Messa e jazz, accoppiata idonea? Apriamo il dibattito facendo conoscere alcuni esempi
Qual è il genere musicale più adatto per accompagnare i testi liturgici? È un dibattito che va avanti da qualche anno all’interno dell’ambiente ecclesiastico, con proposte dalle più conservatrici alle più progressiste. Lasceremo la questione aperta per la riflessione del lettore.
Sappiamo che non sono stati pochi i tentativi di collegare il canto liturgico alle musiche di origine popolare. Non accade solo nelle parrocchie, perché alcune di queste opere hanno raggiunto una certa fama nell’ambito della musica “accademica”, come nel caso della Misa Criolla dell’argentino Ariel Ramirez o della Missa Luba di Guido Haazen O.F.M..

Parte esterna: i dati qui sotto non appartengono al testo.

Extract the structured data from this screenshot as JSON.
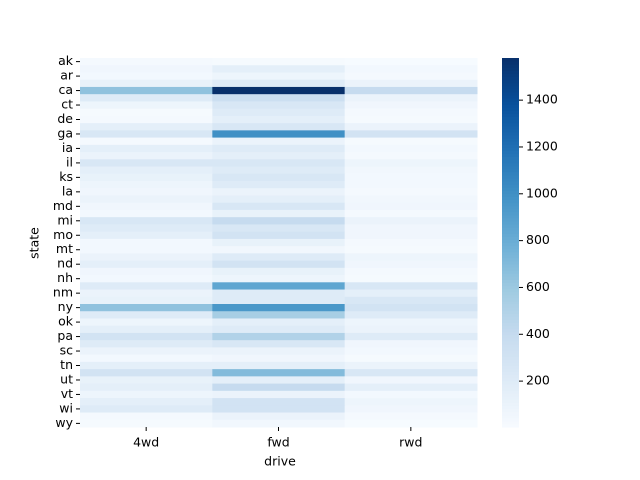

L’obiettivo di questo avvicinamento all’aspetto popolare è a volte quello di poter ascoltare o anche cantare i momenti tipici della Santa Messa in ritmi e tonalità vicini e familiari per l’assemblea, la cui partecipazione attiva è lodevole e la cui identificazione affettiva con quello che si sta interpretando non è di scarso rilievo. In questo senso, con gli anni la musica di origine popolare ha guadagnato terreno di fronte a opere di taglio classico e accademico, in base alla regione e ai costumi, ma ciò può anche essere dovuto al tentativo di cercare nuove strade per la musica sacra, ispirandosi a generi originariamente non collegati ad essa.
Cosa accade con il jazz? È un genere di origine popolare, senz’altro, ma ha quel tocco accademico e sofisticato che fa sì che alcuni lo considerino “musica per musicisti”. È sicuramente un genere secolare, ma la sua radice arriva agli spiritual neri con un profondo nucleo religioso.

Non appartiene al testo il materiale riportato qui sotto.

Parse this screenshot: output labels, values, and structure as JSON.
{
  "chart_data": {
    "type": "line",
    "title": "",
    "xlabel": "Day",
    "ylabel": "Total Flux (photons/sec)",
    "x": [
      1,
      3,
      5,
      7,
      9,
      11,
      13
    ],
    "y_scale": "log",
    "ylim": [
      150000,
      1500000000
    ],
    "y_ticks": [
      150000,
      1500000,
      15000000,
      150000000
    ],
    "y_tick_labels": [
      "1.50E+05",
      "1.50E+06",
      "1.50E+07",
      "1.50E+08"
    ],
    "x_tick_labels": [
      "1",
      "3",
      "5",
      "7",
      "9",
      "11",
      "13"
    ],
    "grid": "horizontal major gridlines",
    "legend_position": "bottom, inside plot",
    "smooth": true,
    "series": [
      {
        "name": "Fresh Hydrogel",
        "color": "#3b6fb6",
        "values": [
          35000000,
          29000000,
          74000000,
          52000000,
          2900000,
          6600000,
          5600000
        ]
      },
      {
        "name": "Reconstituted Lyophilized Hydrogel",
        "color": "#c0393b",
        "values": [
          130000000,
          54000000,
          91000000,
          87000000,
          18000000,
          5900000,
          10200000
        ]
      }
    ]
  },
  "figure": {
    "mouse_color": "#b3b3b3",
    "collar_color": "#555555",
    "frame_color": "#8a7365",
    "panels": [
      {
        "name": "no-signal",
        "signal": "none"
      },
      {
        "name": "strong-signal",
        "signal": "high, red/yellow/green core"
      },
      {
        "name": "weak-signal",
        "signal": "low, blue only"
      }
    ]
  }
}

Il jazz è appropriato per la liturgia? Può accompagnare la recita del Signore, pietà, del Gloria, ecc.? Insistiamo, lasciamo aperto il dibattito, ma vorremmo farvi conoscere alcune Messe composte con ispirazione jazz perché il dibattito stesso possa vedersi arricchito.
“Little Jazz Mass”, di Bob Chilcott (1955-)
Chilcott ha lavorato come arrangiatore per la BBC Radio Orchestra ed è stato cantante e compositore dei King’s Singers di Cambridge. È convinto che la musica possa unire la gente, e a questo scopo ha deciso di unire due tradizioni e linguaggi diversi come quelli delle preghiere liturgiche e del jazz, senza che questo tentativo risulti forzato.
L’opera in questione è stata scritta nel 2004 per il Crescent City Choral Festival, ed è stata rappresentata per la prima volta nella cattedrale di St. Louis, a New Orleans. È composta per coro misto (SATB), piano e insime di contrabbasso e batteria opzionale (ad lib.), anche se c’è una partitura anche per SAA (voci femminili). Si compone delle cinque preghiere del Messale (Kyrie – naturalmente in greco –, Gloria, Sanctus e Benedictus, Agnus Dei, tutti in latino), nel corso delle quali passa per vari stili di jazz. Il Kyrie possiede un groove vicino alla bossa-nova, il Gloria ha più swing, l’Agnus Dei ha una chiara ispirazione blues… Tra le sue particolarità c’è quella di esprimere molta pace in frammenti di testi in genere più pomposi (il “domine Deus, Rex cælestis, Deus Pater omnipotens” del Gloria, o il “Sanctus, Sanctus, Sanctus”).
L’opera è stata interpretata in numerose occasioni, sia come concerto che come parte della cerimonia liturgica, specialmente nella cattedrale di St. Paul di Londra. Il compositore è autore di molte altre composizioni sacre, e anche di un’altra Messa dello stesso stile, la Nidaros Jazz Mass.